1001 Vies (690) : L’Armoire – 4
L’Armoire
Vous vous trompez, Aurélie. Je suis de l’espèce des amants, pas des maris. Je suis bien trop vivant pour ça.
Autant vous l’apprendre pour votre gouverne, une dame dans la région m’a pourtant demandé en mariage l’année dernière, le 8 novembre, je crois, ou le 9 : j’ai dit oui, bien sûr, je ne sais pas dire non aux femmes, dans le mois qui suivit elle me répudiait sans même m’avoir épousé. Quel soulagement ! Notez aussi qu’elle était mieux logée que vous, d’après ce que vous me décrivez de vos biens : une villa, une piscine, un terrain, une rivière. J’aurais pu mieux m’y prendre. Le vrai est que le terrain était inondable et la propriétaire ce qu’on appelle chez les valeureux sourciers une femme fontaine. Que d’eau ! Que d’eau ! J’ai pris ma petite barque et ramé jusqu’à l’horizon.

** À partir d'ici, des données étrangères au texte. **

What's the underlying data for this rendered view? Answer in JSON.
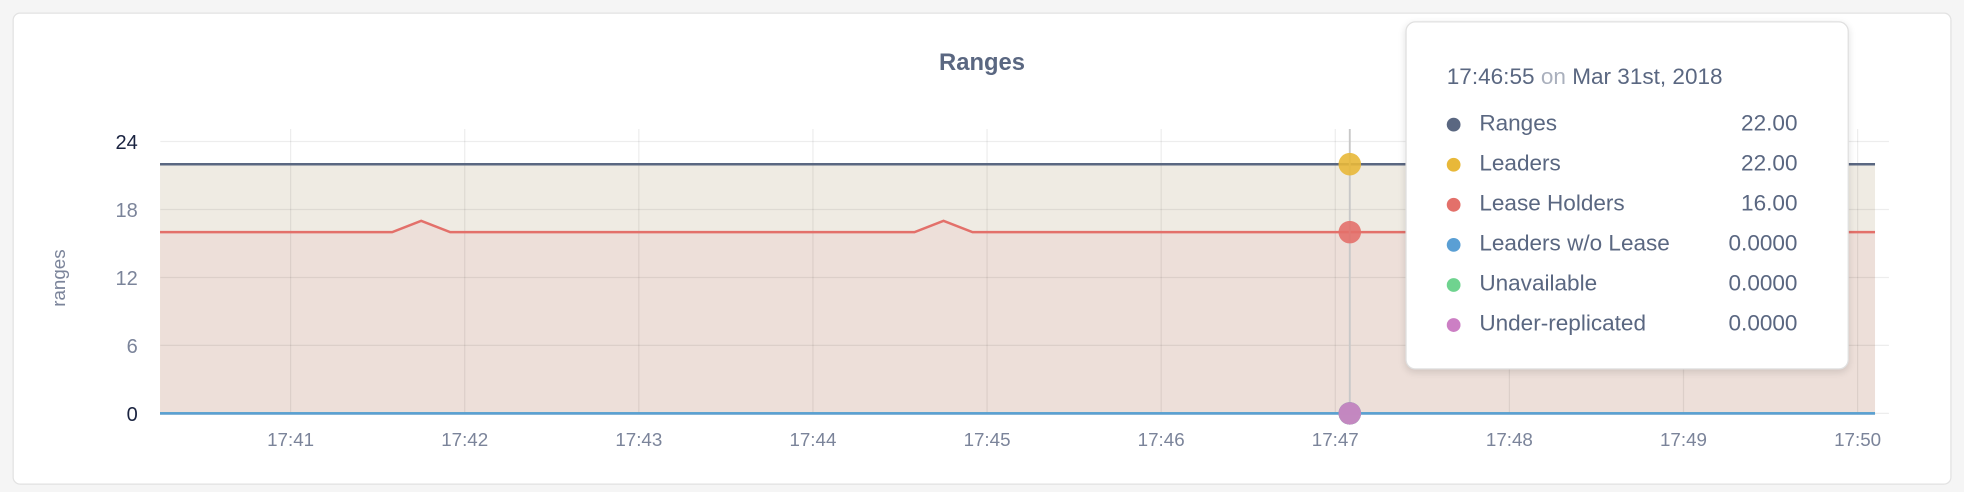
{
  "chart_data": {
    "type": "area",
    "title": "Ranges",
    "ylabel": "ranges",
    "xlabel": "",
    "ylim": [
      0,
      24
    ],
    "yticks": [
      "0",
      "6",
      "12",
      "18",
      "24"
    ],
    "xticks": [
      "17:41",
      "17:42",
      "17:43",
      "17:44",
      "17:45",
      "17:46",
      "17:47",
      "17:48",
      "17:49",
      "17:50"
    ],
    "x_range": [
      "17:40:15",
      "17:50:06"
    ],
    "grid": true,
    "series": [
      {
        "name": "Ranges",
        "color": "#5a6781",
        "points": [
          [
            "17:40:15",
            22
          ],
          [
            "17:50:06",
            22
          ]
        ]
      },
      {
        "name": "Leaders",
        "color": "#e8b839",
        "fill": "#efebe3",
        "points": [
          [
            "17:40:15",
            22
          ],
          [
            "17:50:06",
            22
          ]
        ]
      },
      {
        "name": "Lease Holders",
        "color": "#e3706a",
        "fill": "#eddfd9",
        "points": [
          [
            "17:40:15",
            16
          ],
          [
            "17:41:35",
            16
          ],
          [
            "17:41:45",
            17
          ],
          [
            "17:41:55",
            16
          ],
          [
            "17:44:35",
            16
          ],
          [
            "17:44:45",
            17
          ],
          [
            "17:44:55",
            16
          ],
          [
            "17:50:06",
            16
          ]
        ]
      },
      {
        "name": "Leaders w/o Lease",
        "color": "#5a9fd4",
        "points": [
          [
            "17:40:15",
            0
          ],
          [
            "17:50:06",
            0
          ]
        ]
      },
      {
        "name": "Unavailable",
        "color": "#6fd38f",
        "points": [
          [
            "17:40:15",
            0
          ],
          [
            "17:50:06",
            0
          ]
        ]
      },
      {
        "name": "Under-replicated",
        "color": "#cc7fc4",
        "points": [
          [
            "17:40:15",
            0
          ],
          [
            "17:50:06",
            0
          ]
        ]
      }
    ],
    "hover_time": "17:47:05"
  },
  "tooltip": {
    "time": "17:46:55",
    "on": "on",
    "date": "Mar 31st, 2018",
    "rows": [
      {
        "label": "Ranges",
        "value": "22.00",
        "color": "#5a6781"
      },
      {
        "label": "Leaders",
        "value": "22.00",
        "color": "#e8b839"
      },
      {
        "label": "Lease Holders",
        "value": "16.00",
        "color": "#e3706a"
      },
      {
        "label": "Leaders w/o Lease",
        "value": "0.0000",
        "color": "#5a9fd4"
      },
      {
        "label": "Unavailable",
        "value": "0.0000",
        "color": "#6fd38f"
      },
      {
        "label": "Under-replicated",
        "value": "0.0000",
        "color": "#cc7fc4"
      }
    ]
  }
}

Il paraît que les hommes rêvent à ces sortes de monstres de foire. Un rêve absurde. Ils croient à un signe d’orgasme : enfin le plaisir féminin appréciable, eux qui doutent qui doutent qui doutent. Et qui ont bien raison de douter. Ces eaux lustrales ne sont qu’un relâchement physiologique, une sorte de détente sympathique – et après c’est nuit piscine.

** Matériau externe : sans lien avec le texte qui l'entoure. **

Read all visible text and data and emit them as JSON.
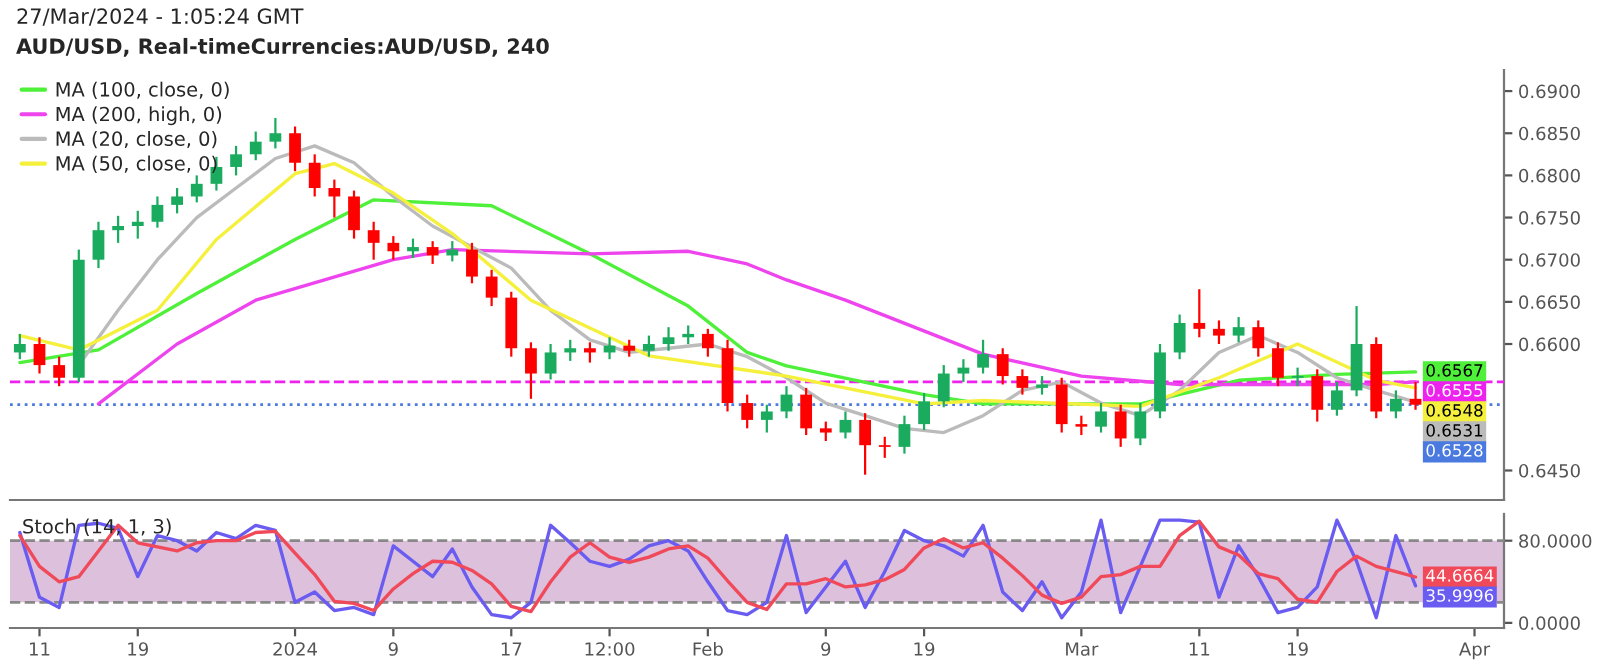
{
  "chart_data": [
    {
      "type": "candlestick",
      "title": "AUD/USD, Real-timeCurrencies:AUD/USD, 240",
      "subtitle": "27/Mar/2024 - 1:05:24 GMT",
      "categories": [
        null,
        null,
        null,
        null,
        null,
        null,
        null,
        null,
        null,
        null,
        null,
        null,
        null,
        null,
        null,
        null,
        null,
        null,
        null,
        null,
        null,
        null,
        null,
        null,
        null,
        null,
        null,
        null,
        null,
        null,
        null,
        null,
        null,
        null,
        null,
        null,
        null,
        null,
        null,
        null,
        null,
        null,
        null,
        null,
        null,
        null,
        null,
        null,
        null,
        null,
        null,
        null,
        null,
        null,
        null,
        null,
        null,
        null,
        null,
        null,
        null,
        null,
        null,
        null,
        null,
        null,
        null,
        null,
        null,
        null,
        null,
        null,
        null,
        null,
        null,
        null
      ],
      "ohlc": [
        [
          0.659,
          0.6612,
          0.6582,
          0.66
        ],
        [
          0.66,
          0.6608,
          0.6565,
          0.6575
        ],
        [
          0.6575,
          0.6585,
          0.655,
          0.656
        ],
        [
          0.656,
          0.6712,
          0.6555,
          0.67
        ],
        [
          0.67,
          0.6745,
          0.669,
          0.6735
        ],
        [
          0.6735,
          0.6752,
          0.672,
          0.674
        ],
        [
          0.674,
          0.6758,
          0.6725,
          0.6745
        ],
        [
          0.6745,
          0.6775,
          0.6738,
          0.6765
        ],
        [
          0.6765,
          0.6785,
          0.6755,
          0.6775
        ],
        [
          0.6775,
          0.68,
          0.6768,
          0.679
        ],
        [
          0.679,
          0.6822,
          0.6782,
          0.681
        ],
        [
          0.681,
          0.6835,
          0.68,
          0.6825
        ],
        [
          0.6825,
          0.6852,
          0.6818,
          0.684
        ],
        [
          0.684,
          0.6868,
          0.6832,
          0.685
        ],
        [
          0.685,
          0.6858,
          0.6805,
          0.6815
        ],
        [
          0.6815,
          0.6825,
          0.6775,
          0.6785
        ],
        [
          0.6785,
          0.6795,
          0.675,
          0.6775
        ],
        [
          0.6775,
          0.6782,
          0.6725,
          0.6735
        ],
        [
          0.6735,
          0.6745,
          0.67,
          0.672
        ],
        [
          0.672,
          0.6728,
          0.67,
          0.671
        ],
        [
          0.671,
          0.6725,
          0.6702,
          0.6715
        ],
        [
          0.6715,
          0.6722,
          0.6695,
          0.6705
        ],
        [
          0.6705,
          0.6722,
          0.6698,
          0.6712
        ],
        [
          0.6712,
          0.672,
          0.6672,
          0.668
        ],
        [
          0.668,
          0.6688,
          0.6645,
          0.6655
        ],
        [
          0.6655,
          0.6662,
          0.6585,
          0.6595
        ],
        [
          0.6595,
          0.6602,
          0.6535,
          0.6565
        ],
        [
          0.6565,
          0.66,
          0.6558,
          0.659
        ],
        [
          0.659,
          0.6605,
          0.658,
          0.6595
        ],
        [
          0.6595,
          0.6602,
          0.6578,
          0.659
        ],
        [
          0.659,
          0.6608,
          0.6582,
          0.6598
        ],
        [
          0.6598,
          0.6605,
          0.6585,
          0.6592
        ],
        [
          0.6592,
          0.661,
          0.6585,
          0.66
        ],
        [
          0.66,
          0.662,
          0.6592,
          0.6608
        ],
        [
          0.6608,
          0.6622,
          0.66,
          0.6612
        ],
        [
          0.6612,
          0.6618,
          0.6585,
          0.6595
        ],
        [
          0.6595,
          0.6605,
          0.652,
          0.653
        ],
        [
          0.653,
          0.654,
          0.65,
          0.651
        ],
        [
          0.651,
          0.6528,
          0.6495,
          0.652
        ],
        [
          0.652,
          0.655,
          0.6512,
          0.654
        ],
        [
          0.654,
          0.6548,
          0.6492,
          0.65
        ],
        [
          0.65,
          0.6508,
          0.6485,
          0.6495
        ],
        [
          0.6495,
          0.652,
          0.6488,
          0.651
        ],
        [
          0.651,
          0.6518,
          0.6445,
          0.648
        ],
        [
          0.648,
          0.649,
          0.6465,
          0.6478
        ],
        [
          0.6478,
          0.6515,
          0.647,
          0.6505
        ],
        [
          0.6505,
          0.6542,
          0.6498,
          0.6532
        ],
        [
          0.6532,
          0.6575,
          0.6525,
          0.6565
        ],
        [
          0.6565,
          0.6582,
          0.6555,
          0.6572
        ],
        [
          0.6572,
          0.6605,
          0.6565,
          0.6588
        ],
        [
          0.6588,
          0.6595,
          0.6552,
          0.6562
        ],
        [
          0.6562,
          0.657,
          0.654,
          0.6548
        ],
        [
          0.6548,
          0.6562,
          0.654,
          0.6552
        ],
        [
          0.6552,
          0.656,
          0.6495,
          0.6505
        ],
        [
          0.6505,
          0.6515,
          0.6492,
          0.6502
        ],
        [
          0.6502,
          0.653,
          0.6495,
          0.652
        ],
        [
          0.652,
          0.6528,
          0.6478,
          0.6488
        ],
        [
          0.6488,
          0.653,
          0.648,
          0.652
        ],
        [
          0.652,
          0.66,
          0.6512,
          0.659
        ],
        [
          0.659,
          0.6635,
          0.6582,
          0.6625
        ],
        [
          0.6625,
          0.6665,
          0.6608,
          0.6618
        ],
        [
          0.6618,
          0.6628,
          0.66,
          0.661
        ],
        [
          0.661,
          0.6632,
          0.6602,
          0.662
        ],
        [
          0.662,
          0.6628,
          0.6585,
          0.6595
        ],
        [
          0.6595,
          0.6602,
          0.655,
          0.656
        ],
        [
          0.656,
          0.6572,
          0.655,
          0.6562
        ],
        [
          0.6562,
          0.657,
          0.6508,
          0.6522
        ],
        [
          0.6522,
          0.6555,
          0.6515,
          0.6545
        ],
        [
          0.6545,
          0.6645,
          0.6538,
          0.66
        ],
        [
          0.66,
          0.6608,
          0.6512,
          0.652
        ],
        [
          0.652,
          0.6545,
          0.6512,
          0.6535
        ],
        [
          0.6535,
          0.6555,
          0.6522,
          0.6528
        ],
        null,
        null,
        null,
        null
      ],
      "colors": [
        "#1aab5f",
        "#ff0000",
        "#ff0000",
        "#1aab5f",
        "#1aab5f",
        "#1aab5f",
        "#1aab5f",
        "#1aab5f",
        "#1aab5f",
        "#1aab5f",
        "#1aab5f",
        "#1aab5f",
        "#1aab5f",
        "#1aab5f",
        "#ff0000",
        "#ff0000",
        "#ff0000",
        "#ff0000",
        "#ff0000",
        "#ff0000",
        "#1aab5f",
        "#ff0000",
        "#1aab5f",
        "#ff0000",
        "#ff0000",
        "#ff0000",
        "#ff0000",
        "#1aab5f",
        "#1aab5f",
        "#ff0000",
        "#1aab5f",
        "#ff0000",
        "#1aab5f",
        "#1aab5f",
        "#1aab5f",
        "#ff0000",
        "#ff0000",
        "#ff0000",
        "#1aab5f",
        "#1aab5f",
        "#ff0000",
        "#ff0000",
        "#1aab5f",
        "#ff0000",
        "#ff0000",
        "#1aab5f",
        "#1aab5f",
        "#1aab5f",
        "#1aab5f",
        "#1aab5f",
        "#ff0000",
        "#ff0000",
        "#1aab5f",
        "#ff0000",
        "#ff0000",
        "#1aab5f",
        "#ff0000",
        "#1aab5f",
        "#1aab5f",
        "#1aab5f",
        "#ff0000",
        "#ff0000",
        "#1aab5f",
        "#ff0000",
        "#ff0000",
        "#1aab5f",
        "#ff0000",
        "#1aab5f",
        "#1aab5f",
        "#ff0000",
        "#1aab5f",
        "#ff0000",
        null,
        null,
        null,
        null
      ],
      "series": [
        {
          "type": "line",
          "name": "MA (100, close, 0)",
          "color": "#4ef03a",
          "values": [
            0.6578,
            null,
            null,
            null,
            0.6593,
            null,
            null,
            null,
            null,
            0.666,
            null,
            null,
            null,
            null,
            0.6724,
            null,
            null,
            null,
            0.6771,
            null,
            null,
            null,
            null,
            null,
            0.6764,
            null,
            null,
            null,
            null,
            0.6707,
            null,
            null,
            null,
            null,
            0.6645,
            null,
            null,
            0.659,
            null,
            0.6574,
            null,
            null,
            null,
            null,
            null,
            null,
            0.654,
            null,
            null,
            0.6529,
            null,
            null,
            null,
            null,
            null,
            null,
            null,
            0.6529,
            null,
            null,
            null,
            null,
            0.6557,
            null,
            null,
            null,
            null,
            0.6564,
            null,
            null,
            null,
            0.6567,
            null,
            null,
            null,
            null
          ],
          "value_labels": [
            null,
            null,
            null,
            null,
            null,
            null,
            null,
            null,
            null,
            null,
            null,
            null,
            null,
            null,
            null,
            null,
            null,
            null,
            null,
            null,
            null,
            null,
            null,
            null,
            null,
            null,
            null,
            null,
            null,
            null,
            null,
            null,
            null,
            null,
            null,
            null,
            null,
            null,
            null,
            null,
            null,
            null,
            null,
            null,
            null,
            null,
            null,
            null,
            null,
            null,
            null,
            null,
            null,
            null,
            null,
            null,
            null,
            null,
            null,
            null,
            null,
            null,
            null,
            null,
            null,
            null,
            null,
            null,
            null,
            null,
            null,
            "0.6567",
            null,
            null,
            null,
            null
          ]
        },
        {
          "type": "line",
          "name": "MA (200, high, 0)",
          "color": "#ee44ee",
          "values": [
            null,
            null,
            null,
            null,
            0.6529,
            null,
            null,
            null,
            0.66,
            null,
            null,
            null,
            0.6652,
            null,
            null,
            null,
            null,
            null,
            null,
            0.67,
            null,
            null,
            0.6712,
            null,
            null,
            null,
            null,
            null,
            null,
            0.6707,
            null,
            null,
            null,
            null,
            0.671,
            null,
            null,
            0.6695,
            null,
            0.6676,
            null,
            null,
            0.6652,
            null,
            null,
            null,
            null,
            null,
            null,
            0.6588,
            null,
            null,
            null,
            null,
            0.6562,
            null,
            null,
            null,
            null,
            0.6552,
            null,
            null,
            null,
            null,
            null,
            null,
            null,
            null,
            null,
            0.6552,
            null,
            0.6555,
            null,
            null,
            null,
            null
          ]
        },
        {
          "type": "line",
          "name": "MA (20, close, 0)",
          "color": "#bbbbbb",
          "values": [
            null,
            null,
            null,
            0.6575,
            null,
            0.664,
            null,
            0.67,
            null,
            0.675,
            null,
            0.6785,
            null,
            0.682,
            null,
            0.6835,
            null,
            0.6815,
            null,
            0.6775,
            null,
            0.674,
            null,
            0.6715,
            null,
            0.669,
            null,
            0.664,
            null,
            0.6605,
            null,
            0.659,
            null,
            0.6595,
            null,
            0.66,
            null,
            0.6585,
            null,
            0.656,
            null,
            0.653,
            null,
            0.6515,
            null,
            0.65,
            null,
            0.6495,
            null,
            0.6515,
            null,
            0.6545,
            null,
            0.6555,
            null,
            0.653,
            null,
            0.6515,
            null,
            0.6545,
            null,
            0.659,
            null,
            0.661,
            null,
            0.659,
            null,
            0.656,
            null,
            0.6545,
            null,
            0.6531,
            null,
            null,
            null,
            null
          ],
          "value_labels": [
            null,
            null,
            null,
            null,
            null,
            null,
            null,
            null,
            null,
            null,
            null,
            null,
            null,
            null,
            null,
            null,
            null,
            null,
            null,
            null,
            null,
            null,
            null,
            null,
            null,
            null,
            null,
            null,
            null,
            null,
            null,
            null,
            null,
            null,
            null,
            null,
            null,
            null,
            null,
            null,
            null,
            null,
            null,
            null,
            null,
            null,
            null,
            null,
            null,
            null,
            null,
            null,
            null,
            null,
            null,
            null,
            null,
            null,
            null,
            null,
            null,
            null,
            null,
            null,
            null,
            null,
            null,
            null,
            null,
            null,
            null,
            "0.6531",
            null,
            null,
            null,
            null
          ]
        },
        {
          "type": "line",
          "name": "MA (50, close, 0)",
          "color": "#f5f03c",
          "values": [
            0.661,
            null,
            null,
            0.6593,
            null,
            null,
            null,
            0.664,
            null,
            null,
            0.6724,
            null,
            null,
            null,
            0.6802,
            null,
            0.6814,
            null,
            null,
            0.6779,
            null,
            null,
            0.6731,
            null,
            null,
            null,
            0.6652,
            null,
            null,
            null,
            null,
            null,
            0.6586,
            null,
            null,
            null,
            null,
            null,
            null,
            0.6562,
            null,
            null,
            null,
            null,
            null,
            null,
            0.6529,
            null,
            null,
            0.6533,
            null,
            null,
            null,
            null,
            null,
            null,
            null,
            0.6526,
            null,
            null,
            null,
            0.656,
            null,
            null,
            null,
            0.66,
            null,
            null,
            null,
            0.6557,
            null,
            0.6548,
            null,
            null,
            null,
            null
          ],
          "value_labels": [
            null,
            null,
            null,
            null,
            null,
            null,
            null,
            null,
            null,
            null,
            null,
            null,
            null,
            null,
            null,
            null,
            null,
            null,
            null,
            null,
            null,
            null,
            null,
            null,
            null,
            null,
            null,
            null,
            null,
            null,
            null,
            null,
            null,
            null,
            null,
            null,
            null,
            null,
            null,
            null,
            null,
            null,
            null,
            null,
            null,
            null,
            null,
            null,
            null,
            null,
            null,
            null,
            null,
            null,
            null,
            null,
            null,
            null,
            null,
            null,
            null,
            null,
            null,
            null,
            null,
            null,
            null,
            null,
            null,
            null,
            null,
            "0.6548",
            null,
            null,
            null,
            null
          ]
        }
      ],
      "ref_lines": [
        {
          "axis": "y",
          "value": 0.6555,
          "label": "0.6555",
          "color": "#ee22ee",
          "line_style": "dashed"
        },
        {
          "axis": "y",
          "value": 0.6528,
          "label": "0.6528",
          "color": "#4a7ae0",
          "line_style": "dotted"
        }
      ],
      "ylim": [
        0.6415,
        0.6925
      ],
      "yticks": [
        {
          "value": 0.69,
          "label": "0.6900"
        },
        {
          "value": 0.685,
          "label": "0.6850"
        },
        {
          "value": 0.68,
          "label": "0.6800"
        },
        {
          "value": 0.675,
          "label": "0.6750"
        },
        {
          "value": 0.67,
          "label": "0.6700"
        },
        {
          "value": 0.665,
          "label": "0.6650"
        },
        {
          "value": 0.66,
          "label": "0.6600"
        },
        {
          "value": 0.645,
          "label": "0.6450"
        }
      ],
      "legend": "top left"
    },
    {
      "type": "line",
      "title": "Stoch (14, 1, 3)",
      "categories": [
        null,
        "11",
        null,
        null,
        null,
        null,
        "19",
        null,
        null,
        null,
        null,
        null,
        null,
        null,
        "2024",
        null,
        null,
        null,
        null,
        "9",
        null,
        null,
        null,
        null,
        null,
        "17",
        null,
        null,
        null,
        null,
        "12:00",
        null,
        null,
        null,
        null,
        "Feb",
        null,
        null,
        null,
        null,
        null,
        "9",
        null,
        null,
        null,
        null,
        "19",
        null,
        null,
        null,
        null,
        null,
        null,
        null,
        "Mar",
        null,
        null,
        null,
        null,
        null,
        "11",
        null,
        null,
        null,
        null,
        "19",
        null,
        null,
        null,
        null,
        null,
        null,
        null,
        null,
        "Apr",
        null
      ],
      "series": [
        {
          "color": "#6a5cf0",
          "values": [
            88,
            25,
            15,
            95,
            97,
            92,
            45,
            85,
            80,
            70,
            88,
            82,
            95,
            90,
            20,
            30,
            12,
            15,
            8,
            75,
            60,
            45,
            72,
            35,
            8,
            5,
            20,
            95,
            78,
            60,
            55,
            62,
            75,
            80,
            70,
            40,
            12,
            8,
            20,
            85,
            10,
            35,
            60,
            15,
            50,
            90,
            80,
            75,
            65,
            95,
            30,
            12,
            40,
            5,
            30,
            100,
            10,
            55,
            100,
            100,
            98,
            25,
            75,
            45,
            10,
            15,
            35,
            100,
            60,
            5,
            85,
            35.9996,
            null,
            null,
            null,
            null
          ],
          "value_labels": [
            null,
            null,
            null,
            null,
            null,
            null,
            null,
            null,
            null,
            null,
            null,
            null,
            null,
            null,
            null,
            null,
            null,
            null,
            null,
            null,
            null,
            null,
            null,
            null,
            null,
            null,
            null,
            null,
            null,
            null,
            null,
            null,
            null,
            null,
            null,
            null,
            null,
            null,
            null,
            null,
            null,
            null,
            null,
            null,
            null,
            null,
            null,
            null,
            null,
            null,
            null,
            null,
            null,
            null,
            null,
            null,
            null,
            null,
            null,
            null,
            null,
            null,
            null,
            null,
            null,
            null,
            null,
            null,
            null,
            null,
            null,
            "35.9996",
            null,
            null,
            null,
            null
          ]
        },
        {
          "color": "#f04a5a",
          "values": [
            85,
            55,
            40,
            45,
            70,
            95,
            78,
            74,
            70,
            78,
            80,
            80,
            88,
            89,
            68,
            47,
            21,
            19,
            12,
            33,
            48,
            60,
            59,
            51,
            38,
            16,
            11,
            40,
            64,
            78,
            64,
            59,
            64,
            72,
            75,
            63,
            41,
            20,
            13,
            38,
            38,
            43,
            35,
            37,
            42,
            52,
            73,
            82,
            73,
            78,
            63,
            46,
            27,
            19,
            25,
            45,
            47,
            55,
            55,
            85,
            99,
            74,
            66,
            48,
            43,
            23,
            20,
            50,
            65,
            55,
            50,
            44.6664,
            null,
            null,
            null,
            null
          ],
          "value_labels": [
            null,
            null,
            null,
            null,
            null,
            null,
            null,
            null,
            null,
            null,
            null,
            null,
            null,
            null,
            null,
            null,
            null,
            null,
            null,
            null,
            null,
            null,
            null,
            null,
            null,
            null,
            null,
            null,
            null,
            null,
            null,
            null,
            null,
            null,
            null,
            null,
            null,
            null,
            null,
            null,
            null,
            null,
            null,
            null,
            null,
            null,
            null,
            null,
            null,
            null,
            null,
            null,
            null,
            null,
            null,
            null,
            null,
            null,
            null,
            null,
            null,
            null,
            null,
            null,
            null,
            null,
            null,
            null,
            null,
            null,
            null,
            "44.6664",
            null,
            null,
            null,
            null
          ]
        }
      ],
      "bands": [
        {
          "axis": "y",
          "from": 20,
          "to": 80,
          "color": "#dcc0dc"
        }
      ],
      "ref_lines": [
        {
          "axis": "y",
          "value": 80,
          "label": null,
          "color": "#888888",
          "line_style": "dashed"
        },
        {
          "axis": "y",
          "value": 20,
          "label": null,
          "color": "#888888",
          "line_style": "dashed"
        }
      ],
      "ylim": [
        -5,
        106
      ],
      "yticks": [
        {
          "value": 0,
          "label": "0.0000"
        },
        {
          "value": 80,
          "label": "80.0000"
        }
      ]
    }
  ]
}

Tout de même, tout de même, une fois cette fontaine tarie : en voilà une propriété, un domaine, une maison de retraite – une Maison de vie ! – qui m’aurait été agréable dans mes vieux jours ! Je me vois très bien cheminant par tant de terrain et d’herbes folles cheminant au sec avec mon déambulateur cheminant cheminant cheminant.